RestartKernel•3mo ago
I'd say this holds true for LLMs in general depending on your standards of interest, but Codex has blown Claude out of the water for me personally. It seems to have much better code "taste" than any other model.
simonw•3mo ago
I managed to get GPT-5-Codex-Mini to draw me a pelican. It's not a very good one! https://static.simonwillison.net/static/2025/codex-hacking-m...

For comparison, here's GPT-5-Codex (not mini) https://static.simonwillison.net/static/2025/codex-hacking-d... and full GPT-5: https://static.simonwillison.net/static/2025/codex-hacking-g...

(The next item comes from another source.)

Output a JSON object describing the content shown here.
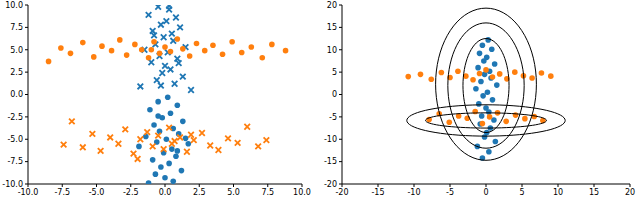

I had quite a fun time getting those pelicans though... since GPT-5 Codex Mini isn't officially available via API yet I instead had OpenAI's Codex CLI tool extend itself (in Rust) to add a "codex prompt ..." tool which uses their existing custom auth scheme and backend API, then used that to generate the pelicans. Full details here: https://simonwillison.net/2025/Nov/9/gpt-5-codex-mini/

aurareturn•3mo ago
Just curious, do you think LLM makers are deliberately adding training data for your pelican test by now?
simonw•3mo ago
I'll know if they do, because I'll notice that a new model is suspiciously great at drawing pelicans riding bicycles while still sucking at drawing other things.
RestartKernel•3mo ago
Can't believe I'm saying this, but GPT-5's pelican is its most impressive improvement over 4o I've seen. I wonder if Codex' MoE does not contain any expert fit for this task due to its fine-tuning on code.
wahnfrieden•3mo ago
Make sure you check GPT-5.1’s from a couple days ago
karolcodes•2mo ago
wait it's not yet out, isn't it?
wahnfrieden•2mo ago
It's being tested already on huggingface under another name
hnidiots3•3mo ago
Codex isn’t even a good model.
k4rli•3mo ago
It's been praised here. However in my experience Sonnet4.5 has produced as good if not better results.
conception•2mo ago
What I discovered is different models are simply just better at different things and it’s very hard to predict which one will be better than the others at a certain task. Thus no one has similar experiences as no one is doing the same things the same way ever.
7thpower•2mo ago
Based on what? It’s been great for me.
pietz•2mo ago
Since they also limited the usage of codex CLI quite a bit, this might help. I really like the gpt-5-codex model. It has the most impressive dynamic reasoning effort I've seen. Responding instantly to simple questions while thinking very long when necessary. It's also interesting how close it is in many benchmarks to gpt-5. It's not just a good coding model. It's a great agentic model.